I always try my hardest to remain positive and thankful. Today, I had to try REALLY hard.
Jude woke up late this morning, which did not go unnoticed by his little sister. Shane and I attributed this to the excitement of being around family and a late bedtime. However, as the morning progressed, Shane and I prepared for the inevitable call to his oncologist. After declining breakfast (a huge red flag for this food lover!), a request for a nap less than an hour after waking up, and a bad feeling tummy, I was on the lookout for a fever. Sure enough, after some time alone in the bathroom, I went to check on my tough guy, only to find him trying his hardest to clean up his puke. His only concern was that he had "messed up Grandma and Grandpa's new bathroom." I immediately jumped into action. This is not new for me, but it never ever gets easier. Shane also sprung into action, and cleaned the bathroom, while I tended to my boy.
Jude can be tricky sometimes. At a young age, he learned that complaints about pain or sickness were not taken lightly, and usually resulted in a trip to the doctor, which in turn resulted in a needle poke, many hours of waiting in a cold, boring triage or hospital room, questioning and prodding by staff and med students...all while feeling sick and wishing to just be snuggled up in his own home. No fun...for anyone! He always plays the tough guy. When asked how he feels, he will always err on the side of "perfectly fine". He will not complain or cry. He will not come to his mom, even in a moment of need...like in the bathroom this morning. I admire his strength and am proud for his ability to handle much on his own...but damn it! I want him to want or need me sometimes. I feel so helpless. This is a purely selfish request, and one I would never demand or ask for. I am so thankful for my Jude. Everything he has gone through and is going through are helping to shape such an amazing young man. I have no doubt that this experience in his young life will help to prepare the way that he responds and reacts to difficult situations in the future. He is so poised, courteous and respectful, even in his sickest moments; yet curious enough to ask important questions and be aware of everything around him.

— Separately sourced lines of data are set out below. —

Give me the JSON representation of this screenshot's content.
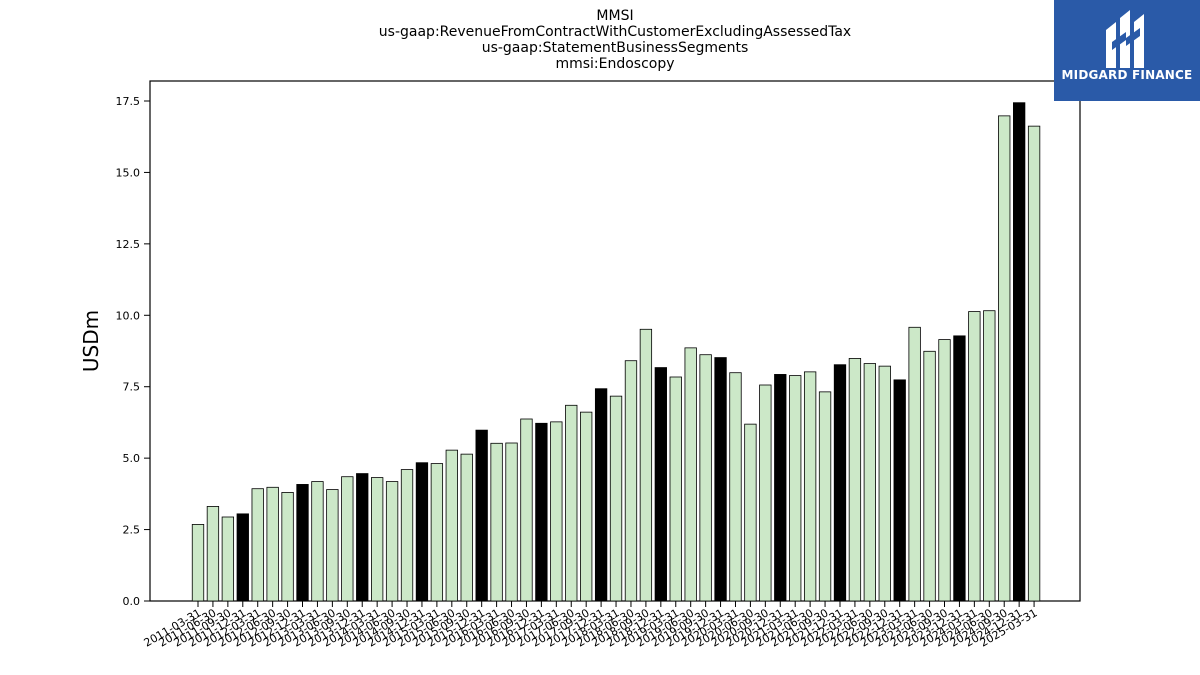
{
  "header": {
    "title_lines": [
      "MMSI",
      "us-gaap:RevenueFromContractWithCustomerExcludingAssessedTax",
      "us-gaap:StatementBusinessSegments",
      "mmsi:Endoscopy"
    ]
  },
  "brand": {
    "name": "MIDGARD FINANCE",
    "color": "#2a5aa8"
  },
  "colors": {
    "annual_bar": "#000000",
    "quarter_bar": "#cce8c8",
    "bar_edge": "#000000"
  },
  "chart_data": {
    "type": "bar",
    "ylabel": "USDm",
    "xlabel": "",
    "ylim": [
      0,
      18.2
    ],
    "yticks": [
      0.0,
      2.5,
      5.0,
      7.5,
      10.0,
      12.5,
      15.0,
      17.5
    ],
    "ytick_labels": [
      "0.0",
      "2.5",
      "5.0",
      "7.5",
      "10.0",
      "12.5",
      "15.0",
      "17.5"
    ],
    "categories": [
      "2011-03-31",
      "2011-06-30",
      "2011-09-30",
      "2011-12-31",
      "2012-03-31",
      "2012-06-30",
      "2012-09-30",
      "2012-12-31",
      "2013-03-31",
      "2013-06-30",
      "2013-09-30",
      "2013-12-31",
      "2014-03-31",
      "2014-06-30",
      "2014-09-30",
      "2014-12-31",
      "2015-03-31",
      "2015-06-30",
      "2015-09-30",
      "2015-12-31",
      "2016-03-31",
      "2016-06-30",
      "2016-09-30",
      "2016-12-31",
      "2017-03-31",
      "2017-06-30",
      "2017-09-30",
      "2017-12-31",
      "2018-03-31",
      "2018-06-30",
      "2018-09-30",
      "2018-12-31",
      "2019-03-31",
      "2019-06-30",
      "2019-09-30",
      "2019-12-31",
      "2020-03-31",
      "2020-06-30",
      "2020-09-30",
      "2020-12-31",
      "2021-03-31",
      "2021-06-30",
      "2021-09-30",
      "2021-12-31",
      "2022-03-31",
      "2022-06-30",
      "2022-09-30",
      "2022-12-31",
      "2023-03-31",
      "2023-06-30",
      "2023-09-30",
      "2023-12-31",
      "2024-03-31",
      "2024-06-30",
      "2024-09-30",
      "2024-12-31",
      "2025-03-31"
    ],
    "xtick_labels": [
      "2011-03-31",
      "2011-06-30",
      "2011-09-30",
      "2011-12-31",
      "2012-03-31",
      "2012-06-30",
      "2012-09-30",
      "2012-12-31",
      "2013-03-31",
      "2013-06-30",
      "2013-09-30",
      "2013-12-31",
      "2014-03-31",
      "2014-06-30",
      "2014-09-30",
      "2014-12-31",
      "2015-03-31",
      "2015-06-30",
      "2015-09-30",
      "2015-12-31",
      "2016-03-31",
      "2016-06-30",
      "2016-09-30",
      "2016-12-31",
      "2017-03-31",
      "2017-06-30",
      "2017-09-30",
      "2017-12-31",
      "2018-03-31",
      "2018-06-30",
      "2018-09-30",
      "2018-12-31",
      "2019-03-31",
      "2019-06-30",
      "2019-09-30",
      "2019-12-31",
      "2020-03-31",
      "2020-06-30",
      "2020-09-30",
      "2020-12-31",
      "2021-03-31",
      "2021-06-30",
      "2021-09-30",
      "2021-12-31",
      "2022-03-31",
      "2022-06-30",
      "2022-09-30",
      "2022-12-31",
      "2023-03-31",
      "2023-06-30",
      "2023-09-30",
      "2023-12-31",
      "2024-03-31",
      "2024-06-30",
      "2024-09-30",
      "2024-12-31",
      "2025-03-31"
    ],
    "values": [
      2.68,
      3.31,
      2.94,
      3.05,
      3.93,
      3.98,
      3.8,
      4.08,
      4.18,
      3.9,
      4.35,
      4.46,
      4.32,
      4.18,
      4.6,
      4.84,
      4.81,
      5.28,
      5.14,
      5.98,
      5.52,
      5.53,
      6.37,
      6.22,
      6.27,
      6.85,
      6.61,
      7.43,
      7.17,
      8.41,
      9.51,
      8.17,
      7.84,
      8.86,
      8.62,
      8.52,
      7.99,
      6.19,
      7.56,
      7.93,
      7.89,
      8.02,
      7.32,
      8.27,
      8.49,
      8.31,
      8.22,
      7.74,
      9.58,
      8.74,
      9.15,
      9.28,
      10.13,
      10.16,
      16.98,
      17.44,
      16.62
    ],
    "highlight_q4_annual": true
  }
}
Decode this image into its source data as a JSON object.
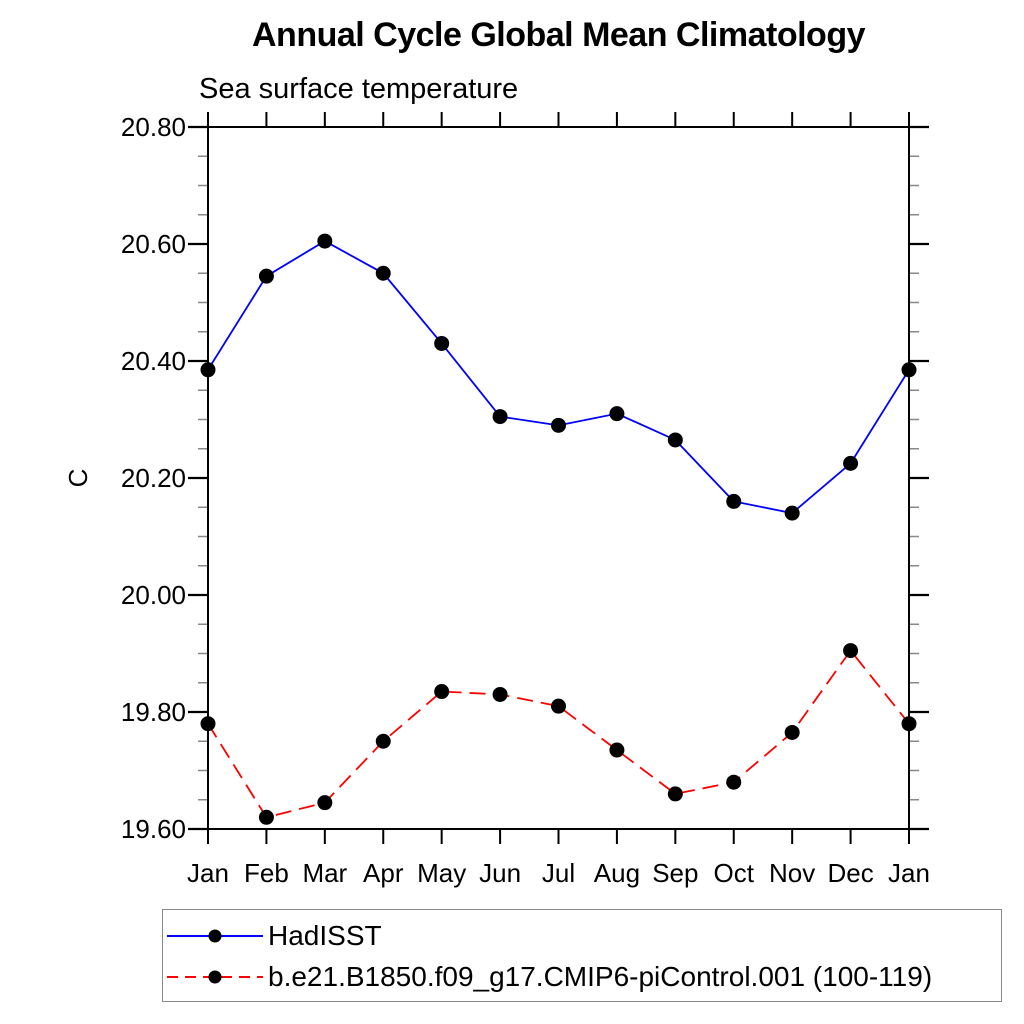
{
  "chart_data": {
    "type": "line",
    "title": "Annual Cycle Global Mean Climatology",
    "subtitle": "Sea surface temperature",
    "ylabel": "C",
    "xlabel": "",
    "categories": [
      "Jan",
      "Feb",
      "Mar",
      "Apr",
      "May",
      "Jun",
      "Jul",
      "Aug",
      "Sep",
      "Oct",
      "Nov",
      "Dec",
      "Jan"
    ],
    "series": [
      {
        "name": "HadISST",
        "line_color": "#0000ff",
        "line_style": "solid",
        "marker": "filled-circle",
        "marker_color": "#000000",
        "values": [
          20.385,
          20.545,
          20.605,
          20.55,
          20.43,
          20.305,
          20.29,
          20.31,
          20.265,
          20.16,
          20.14,
          20.225,
          20.385
        ]
      },
      {
        "name": "b.e21.B1850.f09_g17.CMIP6-piControl.001 (100-119)",
        "line_color": "#ff0000",
        "line_style": "dashed",
        "marker": "filled-circle",
        "marker_color": "#000000",
        "values": [
          19.78,
          19.62,
          19.645,
          19.75,
          19.835,
          19.83,
          19.81,
          19.735,
          19.66,
          19.68,
          19.765,
          19.905,
          19.78
        ]
      }
    ],
    "ylim": [
      19.6,
      20.8
    ],
    "yticks": [
      {
        "value": 19.6,
        "label": "19.60"
      },
      {
        "value": 19.8,
        "label": "19.80"
      },
      {
        "value": 20.0,
        "label": "20.00"
      },
      {
        "value": 20.2,
        "label": "20.20"
      },
      {
        "value": 20.4,
        "label": "20.40"
      },
      {
        "value": 20.6,
        "label": "20.60"
      },
      {
        "value": 20.8,
        "label": "20.80"
      }
    ],
    "ytick_minor_step": 0.05,
    "grid": false,
    "legend_position": "bottom-left-box",
    "axis_color": "#000000",
    "minor_tick_color": "#888888",
    "background_color": "#ffffff"
  }
}
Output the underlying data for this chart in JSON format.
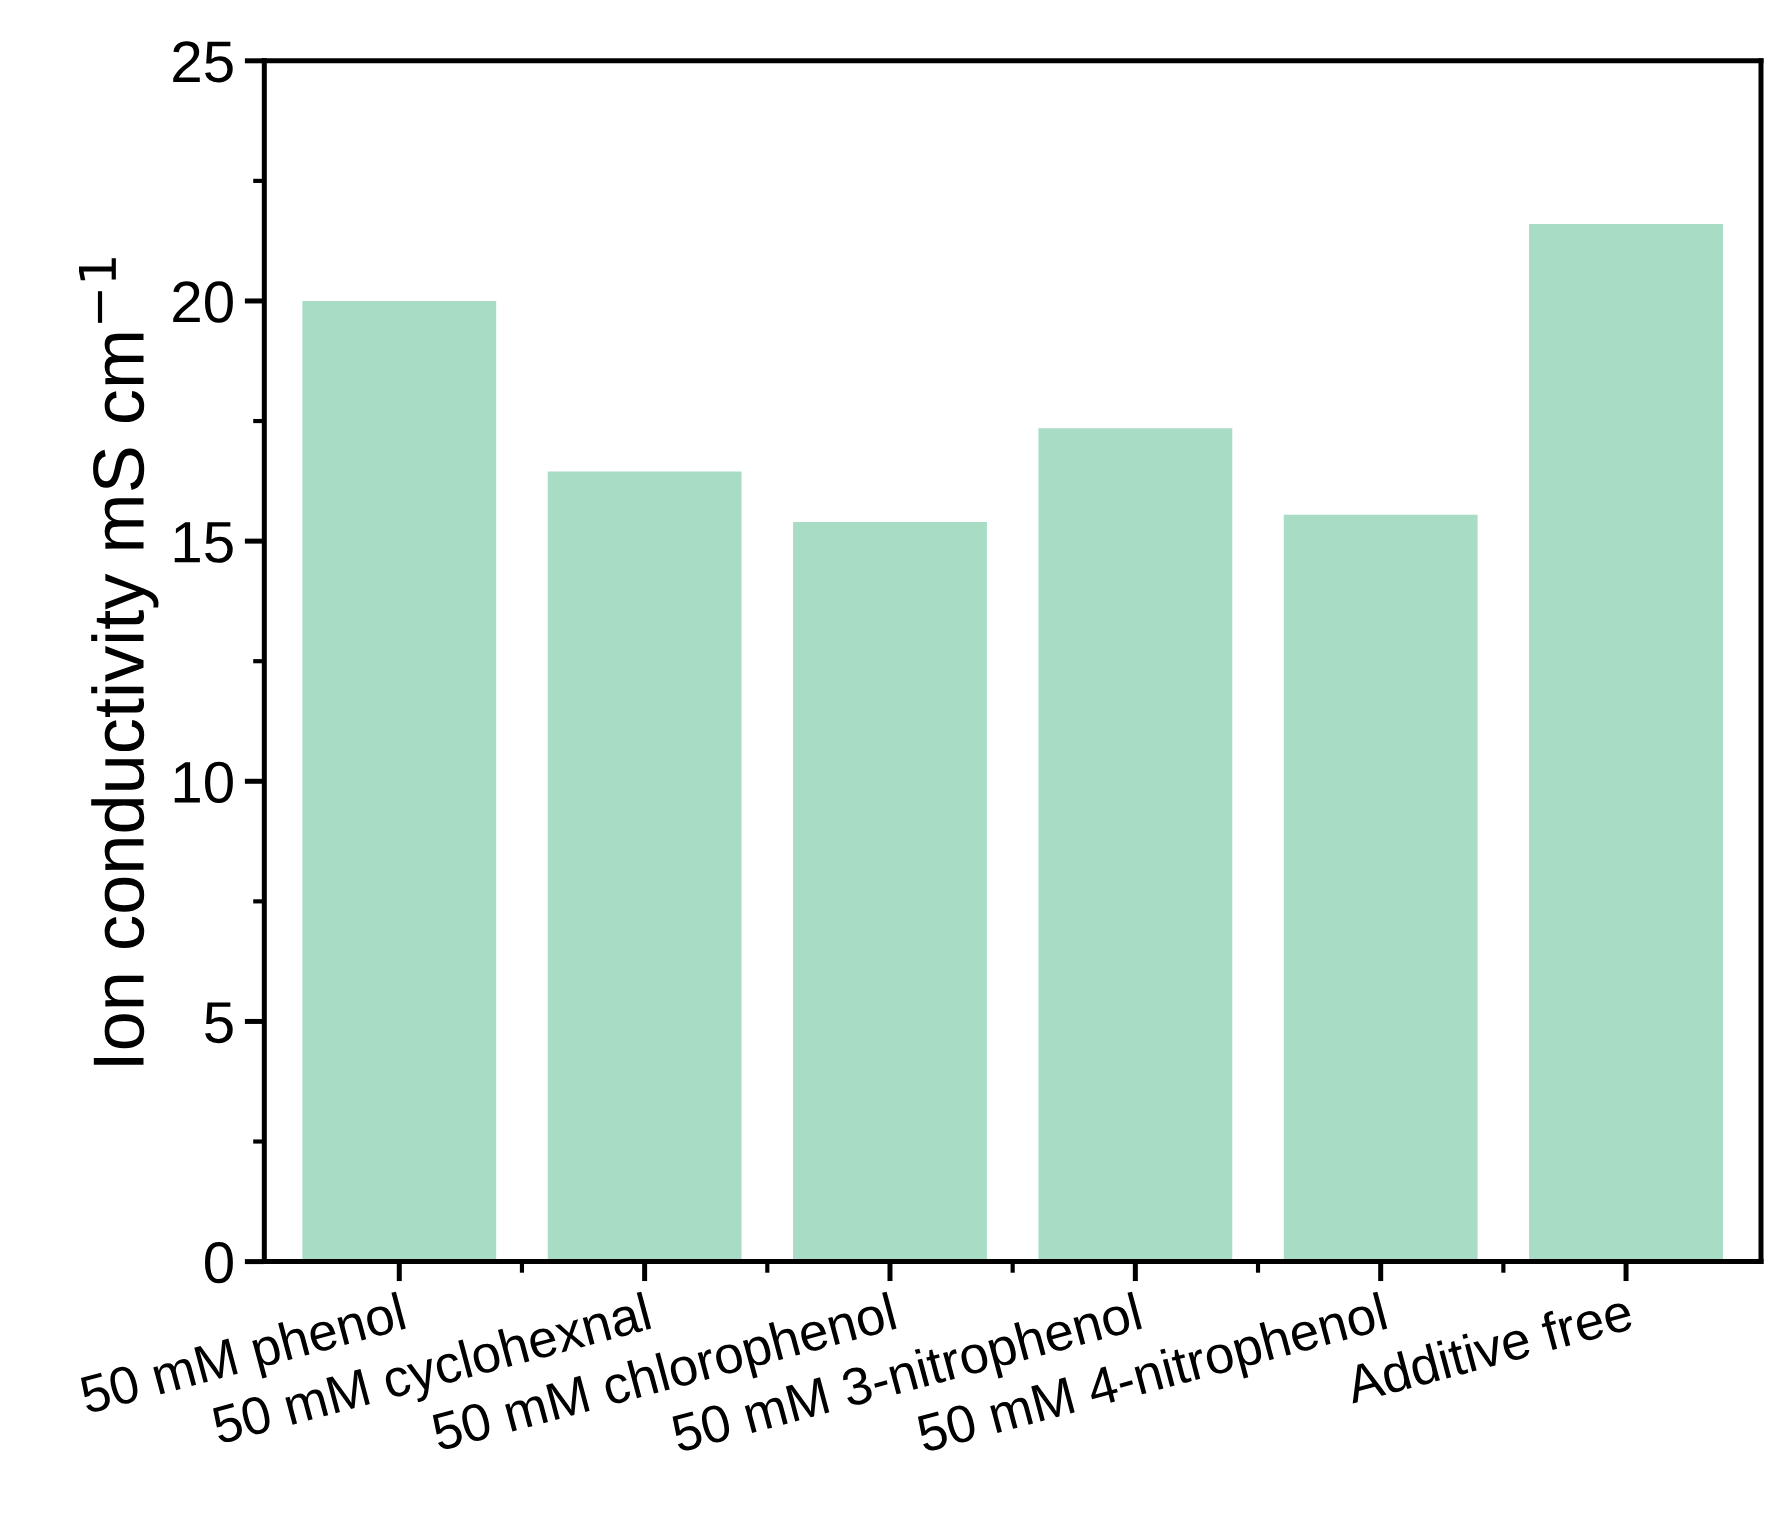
{
  "chart_data": {
    "type": "bar",
    "categories": [
      "50 mM phenol",
      "50 mM cyclohexnal",
      "50 mM chlorophenol",
      "50 mM 3-nitrophenol",
      "50 mM 4-nitrophenol",
      "Additive free"
    ],
    "values": [
      20.0,
      16.45,
      15.4,
      17.35,
      15.55,
      21.6
    ],
    "color": "#a8dcc4",
    "ylabel": "Ion conductivity mS cm$^{−1}$",
    "ylim": [
      0,
      25
    ],
    "yticks": [
      0,
      5,
      10,
      15,
      20,
      25
    ],
    "grid": false
  }
}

After I changed Jude's pajamas, wrapped him up in his Grandpa's robe (...oh, Grandpa, you should wash your robe by the way!), we rocked in the chair for awhile and discussed that we may need a trip to the doctor. Still no fever at this point. Jude was very clearly ill. He was not worried about being tough at this point and just wanted to rest and drink water. He went from feeling terrible, tired and thirsty, to chills, fever and awful in less than an hour. Shane called Jude's doctor and we were soon on our way to the ER. ![]() |
| These two were able to catch a few Zzzz's during our stay in the ER. |
My role has always been more of a comforter for Jude. I am there to help Jude understand, age appropriately, everything that is going on. Something we realized about Jude from the beginning is that he feels much more at ease and comfortable when he knows what is going on with him. He does not respond well to being treated like a child...go figure! He is just as curious about his diagnosis as anyone else would be in his situation. For what he goes through, it ought not be for nothin'! I am the one Jude looks to when a nurse or doctor responds to one of his questions with a smile instead of a thorough explanation. He looks to me when he needs to use the bathroom, but his IV line is tangled in the bed rails, or when he is too tired or sick to answer the same questions over and over again to different staff and medical students popping in at every opportunity, or when he just needs a reassuring smile from his mom while being examined by a new doctor for the umpteenth time. These are just some of the reasons I would never EVER request that he act like he "needed me" more. I know he is still my little boy. He needs me plenty. Sure, it's not the way that I thought it would be, but it is what it is. I realize I am absolutely not "helpless," though it can certainly feel that way.

As awful as this all may seem, I am so thankful. As much as there is to be upset about, there is also much to be gained in these situations. We are so close to the end of Jude's treatment plan and have not had any major setbacks or reasons to believe his cancer will come back. Today, one of our concerns was bringing him to a new hospital he had not been seen in before. All of that concern went out the window when we got there. Rhinelander's ER department was absolutely wonderful. We have been to our fair share of hospitals across the country, some of which were top of the line, and St. Mary's in Rhinelander was extremely competent, professional and understanding of our situation. We felt assured and confident of the level of care Jude received and appreciated that they were considerate of our input. It was an absolute pleasure to have one less thing to worry about, and for that we are thankful.
Days like these are certainly not welcome, but I am thankful that we got to check out and come back to Grandma and Grandpa's house tonight, rather than check in to the hospital. I am thankful that I was able to snuggle my son to sleep without IV lines, blood pressure cuffs and heart rate monitors on tonight. I am thankful that I was able to come home to my daughter, who barely noticed our absence due to her wonderful grandparent's care. I am thankful that I have such an amazing man snoring beside me now, always taking care of his family at any cost and being the strongest pillar I could ever lean on. I am thankful that I can still see the light in all of this. It was a challenge to remain positive, but I got through this day. I have everything I need right here. I am thankful.